Crystallization and cooling conditions for diogenite formation in the turbulent magma ocean of asteroid 4 Vesta

TL;DR

This study models the differentiation of asteroid 4 Vesta, focusing on magma ocean dynamics, crystal settling, and cooling, to explain diogenite formation and its mineral composition.

Contribution

It introduces a new differentiation model incorporating fluid dynamics, chemical equilibrium, and crystal separation, specifically analyzing the effects of crystal size and cooling conditions.

Findings

Large crystals (>1 cm) settle within ~20,000 years forming diogenite-like layers.

Smaller crystals create thinner cumulate layers.

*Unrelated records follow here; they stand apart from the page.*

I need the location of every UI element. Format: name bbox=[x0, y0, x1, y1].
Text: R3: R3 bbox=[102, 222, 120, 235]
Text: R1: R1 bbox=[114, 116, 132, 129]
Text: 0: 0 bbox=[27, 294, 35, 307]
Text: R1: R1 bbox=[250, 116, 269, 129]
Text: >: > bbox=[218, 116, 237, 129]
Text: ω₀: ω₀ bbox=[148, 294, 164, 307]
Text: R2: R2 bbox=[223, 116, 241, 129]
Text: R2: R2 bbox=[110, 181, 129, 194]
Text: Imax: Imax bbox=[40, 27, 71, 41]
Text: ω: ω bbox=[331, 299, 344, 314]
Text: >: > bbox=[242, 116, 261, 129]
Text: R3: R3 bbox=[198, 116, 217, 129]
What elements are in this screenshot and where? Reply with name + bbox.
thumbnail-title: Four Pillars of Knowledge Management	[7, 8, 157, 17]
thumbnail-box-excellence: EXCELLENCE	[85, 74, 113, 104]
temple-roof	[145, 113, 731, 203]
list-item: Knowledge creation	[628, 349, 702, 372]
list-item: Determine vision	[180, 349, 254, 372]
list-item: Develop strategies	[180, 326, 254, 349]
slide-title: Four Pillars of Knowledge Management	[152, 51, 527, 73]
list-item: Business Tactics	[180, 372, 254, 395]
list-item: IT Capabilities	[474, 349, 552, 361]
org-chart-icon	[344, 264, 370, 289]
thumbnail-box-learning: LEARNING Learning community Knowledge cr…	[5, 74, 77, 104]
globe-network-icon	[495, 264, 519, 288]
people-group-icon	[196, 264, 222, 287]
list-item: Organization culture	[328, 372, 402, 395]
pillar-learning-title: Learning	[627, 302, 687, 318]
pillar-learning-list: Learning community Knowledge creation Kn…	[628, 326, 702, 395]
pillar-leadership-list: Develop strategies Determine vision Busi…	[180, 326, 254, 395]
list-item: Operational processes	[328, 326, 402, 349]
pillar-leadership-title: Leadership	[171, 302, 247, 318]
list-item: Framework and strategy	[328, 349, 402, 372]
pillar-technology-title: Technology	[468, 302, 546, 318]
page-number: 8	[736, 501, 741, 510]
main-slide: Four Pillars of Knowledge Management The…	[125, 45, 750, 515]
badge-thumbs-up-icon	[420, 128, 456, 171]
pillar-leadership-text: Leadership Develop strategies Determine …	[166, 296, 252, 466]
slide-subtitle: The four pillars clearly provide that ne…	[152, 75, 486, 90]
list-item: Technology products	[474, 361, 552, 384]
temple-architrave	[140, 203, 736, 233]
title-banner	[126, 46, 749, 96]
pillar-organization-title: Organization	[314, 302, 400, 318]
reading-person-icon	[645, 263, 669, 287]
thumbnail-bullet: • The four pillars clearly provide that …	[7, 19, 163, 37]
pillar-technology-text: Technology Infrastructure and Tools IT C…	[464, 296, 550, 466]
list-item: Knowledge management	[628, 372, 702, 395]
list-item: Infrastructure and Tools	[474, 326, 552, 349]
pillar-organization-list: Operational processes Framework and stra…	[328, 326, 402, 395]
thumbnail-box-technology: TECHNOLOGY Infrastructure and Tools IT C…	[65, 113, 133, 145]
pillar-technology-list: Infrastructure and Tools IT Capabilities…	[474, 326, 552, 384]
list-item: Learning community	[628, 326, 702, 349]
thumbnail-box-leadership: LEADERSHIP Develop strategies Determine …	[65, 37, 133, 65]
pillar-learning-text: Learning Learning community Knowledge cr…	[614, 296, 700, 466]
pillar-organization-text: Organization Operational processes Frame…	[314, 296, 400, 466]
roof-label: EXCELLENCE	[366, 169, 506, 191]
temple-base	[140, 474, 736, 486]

Model results align with observed diogenite Mg# values.

Abstract

Despite its small size, the asteroid 4 Vesta has been completely differentiated to core and mantle. Its composition is similar to howardite--eucrite--diogenite (HED) meteorites of which the detailed petrology is known. Therefore, Vesta is a good target for understanding the differentiation of terrestrial planets. A new differentiation model for crust formation has been developed by taking magma ocean fluid dynamics, chemical equilibrium, the presence of $^{26}$Al, and cooling into consideration with a special focus on crystal separation. The role of crystal size, thickness of the conductive lid, and fO$_{2}$ are evaluated as parameters. The results show that large crystals of at least 1 cm settled and formed a kilometer-thick cumulate layer of orthopyroxene with Mg$\#$ of 0.70-0.90 in ~20 thousand years, which almost agrees with the Mg$\#$ of diogenites. Smaller grain sizes formed thinner layers.